The signal level of the magnetic head is lower at the outer side of the disk than at the inner side. For this reason, the signal read from the inner side of the disk has lower resolution than the signal read from the outer side. As resolution decreases, peak shifting increases due to waveform interference.
The read margin is called "noise margin", and can be considered as the degree of occurrence of read errors with respect to variations of data pulses due to peak shifting by waveform interference, noise, and rotational variations of the motor.
As shown in FIG. 7, assume that the widths of the read gate pulses in data pulses are gradually decreased to find a limit beyond which read errors do not occur. The limit is raised when margin T is increased, thereby improving the performance of the read circuit.
According to the switch filter scheme in conventional FDDs, however, the LPF filter constant is changed. Hence, a large number of components, especially resistors and capacitors, are required, resulting in a complex arrangement.
In the conventional scheme for increasing the write current at the outer side of the disk, the write current must be large to obtain a sufficient effect.

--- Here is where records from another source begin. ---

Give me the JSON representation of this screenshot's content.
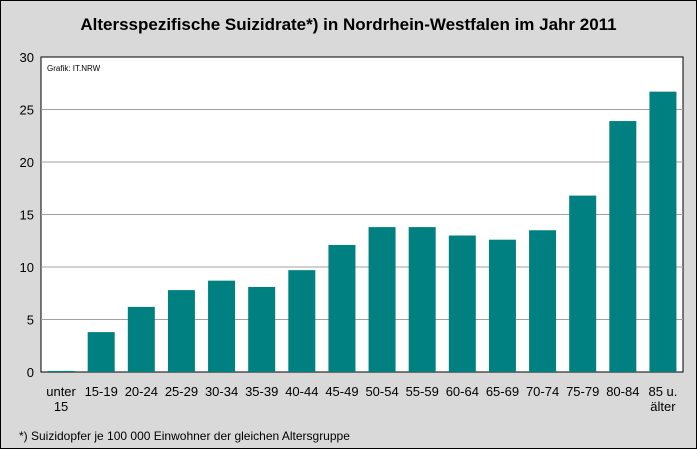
{
  "chart_data": {
    "type": "bar",
    "title": "Altersspezifische Suizidrate*) in Nordrhein-Westfalen im Jahr 2011",
    "source_label": "Grafik: IT.NRW",
    "footnote": "*) Suizidopfer je 100 000 Einwohner der gleichen Altersgruppe",
    "categories": [
      "unter 15",
      "15-19",
      "20-24",
      "25-29",
      "30-34",
      "35-39",
      "40-44",
      "45-49",
      "50-54",
      "55-59",
      "60-64",
      "65-69",
      "70-74",
      "75-79",
      "80-84",
      "85 u. älter"
    ],
    "category_lines": [
      [
        "unter",
        "15"
      ],
      [
        "15-19"
      ],
      [
        "20-24"
      ],
      [
        "25-29"
      ],
      [
        "30-34"
      ],
      [
        "35-39"
      ],
      [
        "40-44"
      ],
      [
        "45-49"
      ],
      [
        "50-54"
      ],
      [
        "55-59"
      ],
      [
        "60-64"
      ],
      [
        "65-69"
      ],
      [
        "70-74"
      ],
      [
        "75-79"
      ],
      [
        "80-84"
      ],
      [
        "85 u.",
        "älter"
      ]
    ],
    "values": [
      0.1,
      3.8,
      6.2,
      7.8,
      8.7,
      8.1,
      9.7,
      12.1,
      13.8,
      13.8,
      13.0,
      12.6,
      13.5,
      16.8,
      23.9,
      26.7
    ],
    "ylim": [
      0,
      30
    ],
    "yticks": [
      0,
      5,
      10,
      15,
      20,
      25,
      30
    ],
    "grid": true,
    "xlabel": "",
    "ylabel": "",
    "colors": {
      "bar": "#008080",
      "plot_background": "#ffffff",
      "outer_background": "#d9d9d9",
      "gridline": "#a0a0a0",
      "border": "#000000"
    }
  }
}
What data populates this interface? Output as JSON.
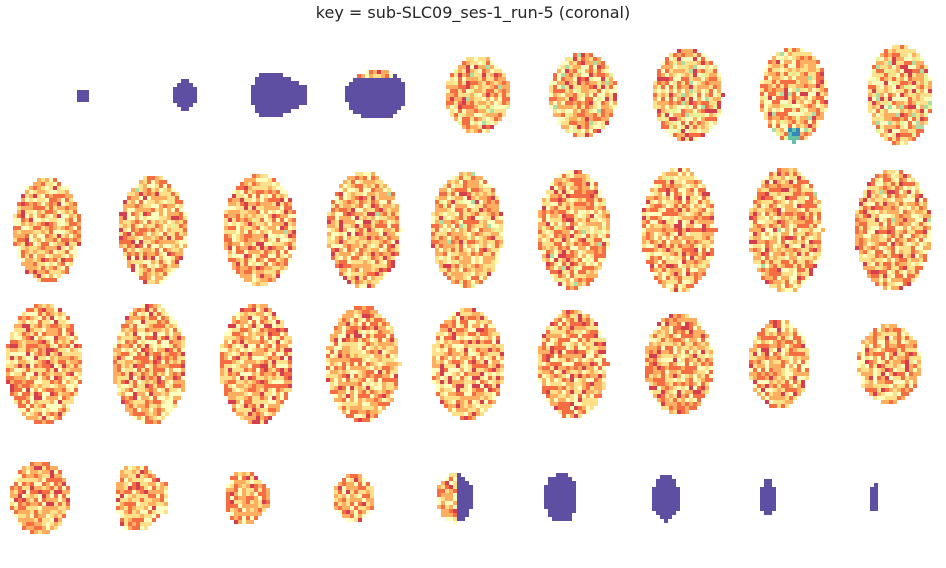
{
  "figure": {
    "title": "key = sub-SLC09_ses-1_run-5 (coronal)",
    "orientation": "coronal",
    "rows": 4,
    "cols": 9,
    "colormap": "Spectral",
    "colors": {
      "background": "#ffffff",
      "empty_slice": "#5e4fa2",
      "cmap_stops": [
        "#9e0142",
        "#d53e4f",
        "#f46d43",
        "#fdae61",
        "#fee08b",
        "#ffffbf",
        "#e6f598",
        "#abdda4",
        "#66c2a5",
        "#3288bd",
        "#5e4fa2"
      ]
    }
  }
}
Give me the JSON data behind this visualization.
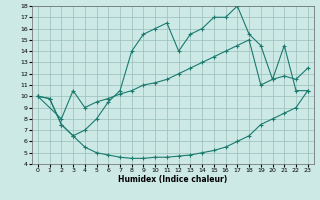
{
  "xlabel": "Humidex (Indice chaleur)",
  "xlim": [
    -0.5,
    23.5
  ],
  "ylim": [
    4,
    18
  ],
  "xticks": [
    0,
    1,
    2,
    3,
    4,
    5,
    6,
    7,
    8,
    9,
    10,
    11,
    12,
    13,
    14,
    15,
    16,
    17,
    18,
    19,
    20,
    21,
    22,
    23
  ],
  "yticks": [
    4,
    5,
    6,
    7,
    8,
    9,
    10,
    11,
    12,
    13,
    14,
    15,
    16,
    17,
    18
  ],
  "bg_color": "#cce9e5",
  "grid_color": "#9bbfbb",
  "line_color": "#1a7a6e",
  "line1_x": [
    0,
    1,
    2,
    3,
    4,
    5,
    6,
    7,
    8,
    9,
    10,
    11,
    12,
    13,
    14,
    15,
    16,
    17,
    18,
    19,
    20,
    21,
    22,
    23
  ],
  "line1_y": [
    10,
    9.8,
    7.5,
    6.5,
    5.5,
    5.0,
    4.8,
    4.6,
    4.5,
    4.5,
    4.6,
    4.6,
    4.7,
    4.8,
    5.0,
    5.2,
    5.5,
    6.0,
    6.5,
    7.5,
    8.0,
    8.5,
    9.0,
    10.5
  ],
  "line2_x": [
    0,
    2,
    3,
    4,
    5,
    6,
    7,
    8,
    9,
    10,
    11,
    12,
    13,
    14,
    15,
    16,
    17,
    18,
    19,
    20,
    21,
    22,
    23
  ],
  "line2_y": [
    10,
    8.0,
    10.5,
    9.0,
    9.5,
    9.8,
    10.2,
    10.5,
    11.0,
    11.2,
    11.5,
    12.0,
    12.5,
    13.0,
    13.5,
    14.0,
    14.5,
    15.0,
    11.0,
    11.5,
    11.8,
    11.5,
    12.5
  ],
  "line3_x": [
    0,
    1,
    2,
    3,
    4,
    5,
    6,
    7,
    8,
    9,
    10,
    11,
    12,
    13,
    14,
    15,
    16,
    17,
    18,
    19,
    20,
    21,
    22,
    23
  ],
  "line3_y": [
    10,
    9.8,
    7.5,
    6.5,
    7.0,
    8.0,
    9.5,
    10.5,
    14.0,
    15.5,
    16.0,
    16.5,
    14.0,
    15.5,
    16.0,
    17.0,
    17.0,
    18.0,
    15.5,
    14.5,
    11.5,
    14.5,
    10.5,
    10.5
  ]
}
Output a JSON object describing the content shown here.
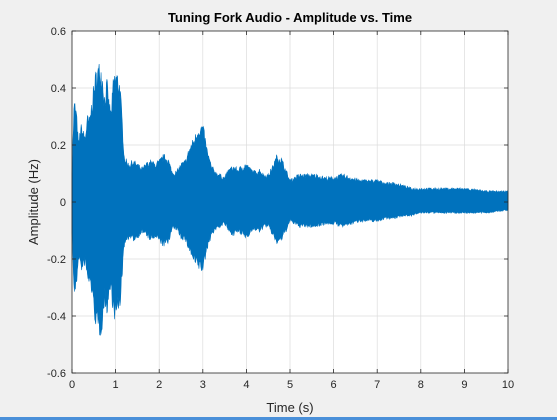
{
  "chart_data": {
    "type": "line",
    "title": "Tuning Fork Audio - Amplitude vs. Time",
    "xlabel": "Time (s)",
    "ylabel": "Amplitude (Hz)",
    "xlim": [
      0,
      10
    ],
    "ylim": [
      -0.6,
      0.6
    ],
    "xticks": [
      0,
      1,
      2,
      3,
      4,
      5,
      6,
      7,
      8,
      9,
      10
    ],
    "yticks": [
      -0.6,
      -0.4,
      -0.2,
      0,
      0.2,
      0.4,
      0.6
    ],
    "xtick_labels": [
      "0",
      "1",
      "2",
      "3",
      "4",
      "5",
      "6",
      "7",
      "8",
      "9",
      "10"
    ],
    "ytick_labels": [
      "-0.6",
      "-0.4",
      "-0.2",
      "0",
      "0.2",
      "0.4",
      "0.6"
    ],
    "grid": true,
    "series": [
      {
        "color": "#0072bd",
        "x": [
          0,
          0.05,
          0.1,
          0.15,
          0.2,
          0.25,
          0.3,
          0.35,
          0.4,
          0.45,
          0.5,
          0.55,
          0.6,
          0.65,
          0.7,
          0.75,
          0.8,
          0.85,
          0.9,
          0.95,
          1.0,
          1.05,
          1.1,
          1.15,
          1.2,
          1.25,
          1.3,
          1.4,
          1.5,
          1.6,
          1.7,
          1.8,
          1.9,
          2.0,
          2.1,
          2.2,
          2.3,
          2.4,
          2.5,
          2.6,
          2.7,
          2.8,
          2.9,
          3.0,
          3.1,
          3.2,
          3.3,
          3.4,
          3.5,
          3.6,
          3.7,
          3.8,
          3.9,
          4.0,
          4.1,
          4.2,
          4.3,
          4.4,
          4.5,
          4.6,
          4.7,
          4.8,
          4.9,
          5.0,
          5.2,
          5.4,
          5.6,
          5.8,
          6.0,
          6.2,
          6.4,
          6.6,
          6.8,
          7.0,
          7.2,
          7.4,
          7.6,
          7.8,
          8.0,
          8.5,
          9.0,
          9.5,
          10.0
        ],
        "upper": [
          0.12,
          0.37,
          0.33,
          0.21,
          0.28,
          0.26,
          0.24,
          0.31,
          0.3,
          0.36,
          0.42,
          0.47,
          0.49,
          0.5,
          0.46,
          0.38,
          0.44,
          0.36,
          0.33,
          0.45,
          0.47,
          0.46,
          0.43,
          0.3,
          0.17,
          0.15,
          0.14,
          0.15,
          0.14,
          0.12,
          0.14,
          0.15,
          0.14,
          0.15,
          0.17,
          0.16,
          0.11,
          0.11,
          0.14,
          0.15,
          0.2,
          0.23,
          0.27,
          0.28,
          0.19,
          0.13,
          0.11,
          0.1,
          0.09,
          0.12,
          0.13,
          0.12,
          0.13,
          0.14,
          0.12,
          0.11,
          0.12,
          0.1,
          0.1,
          0.13,
          0.17,
          0.16,
          0.12,
          0.08,
          0.1,
          0.1,
          0.1,
          0.09,
          0.09,
          0.1,
          0.09,
          0.08,
          0.08,
          0.08,
          0.07,
          0.07,
          0.06,
          0.05,
          0.05,
          0.05,
          0.05,
          0.04,
          0.04
        ],
        "lower": [
          -0.11,
          -0.34,
          -0.31,
          -0.2,
          -0.24,
          -0.25,
          -0.22,
          -0.28,
          -0.3,
          -0.32,
          -0.4,
          -0.44,
          -0.47,
          -0.48,
          -0.44,
          -0.36,
          -0.4,
          -0.34,
          -0.32,
          -0.41,
          -0.42,
          -0.4,
          -0.38,
          -0.27,
          -0.16,
          -0.14,
          -0.13,
          -0.14,
          -0.13,
          -0.11,
          -0.12,
          -0.14,
          -0.13,
          -0.14,
          -0.16,
          -0.15,
          -0.1,
          -0.1,
          -0.13,
          -0.14,
          -0.18,
          -0.22,
          -0.24,
          -0.25,
          -0.17,
          -0.12,
          -0.1,
          -0.09,
          -0.08,
          -0.11,
          -0.12,
          -0.11,
          -0.12,
          -0.13,
          -0.11,
          -0.1,
          -0.11,
          -0.09,
          -0.09,
          -0.12,
          -0.15,
          -0.14,
          -0.11,
          -0.07,
          -0.09,
          -0.09,
          -0.09,
          -0.08,
          -0.08,
          -0.09,
          -0.08,
          -0.07,
          -0.07,
          -0.07,
          -0.06,
          -0.06,
          -0.05,
          -0.05,
          -0.04,
          -0.04,
          -0.04,
          -0.04,
          -0.03
        ]
      }
    ]
  }
}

Still another conventional technique to solve the above problems is disclosed in U.S. Pat. No. 4,244,008. U.S. Pat. No. 4,244,008 describes a read compensation circuit in a magnetic recording apparatus. According to this technique, the frequency characteristics of LPF 3 and the damping constant of differentiator 5 are changed. Harmonic components are increased to emphasize the waveform of the signal portion. As shown in FIG. 1 (prior art, or the U.S. patent), coils (L) 54a and 54b are selectively operated to change the L value, thereby changing the damping constant. However, when the coil value changes, the peak deviates from its normal position.
Recent FDDs use high-density recording media to increase the memory capacity. In these FDDs, a read circuit must read recorded data not only from a high-density magnetic recording medium but also from a low-density magnetic recording medium, assuming the two media are of the same shape. The rate of transferring data from the high-density magnetic recording medium is different from that of the low-density magnetic recording medium. There is a difference between the frequency bands of the signals from the two media. If the magnetic recording medium spins at a constant speed, and its recording density is doubled, the data transfer rate and, hence, the frequency bandwidth of the read signal are also doubled.
In this FDD, differentiator 3, provided in the read circuit, is adjusted such that differential filter characteristics correspond to high-density recording, providing a broadened signal frequency band.
When, in a read circuit with a differential filter arranged as described above, data is read from the low-density magnetic recording medium, high-frequency noise in the read signal is emphasized, thus decreasing the S/N ratio and read margin of the signal. Since a high-density recording head has a narrow read gap, resolution increases excessively when data is read from a low-density magnetic recording medium. The harmonic component also increases in the differentiated waveform of the read signal. As a result, error pulses are often mixed in with the read data pulses.
To solve the above problem, still another scheme has been proposed in which the cut-off frequency of the LPF is switched. However, a multi-stage filter arrangement is required, resulting in a complex circuit and a large number of components.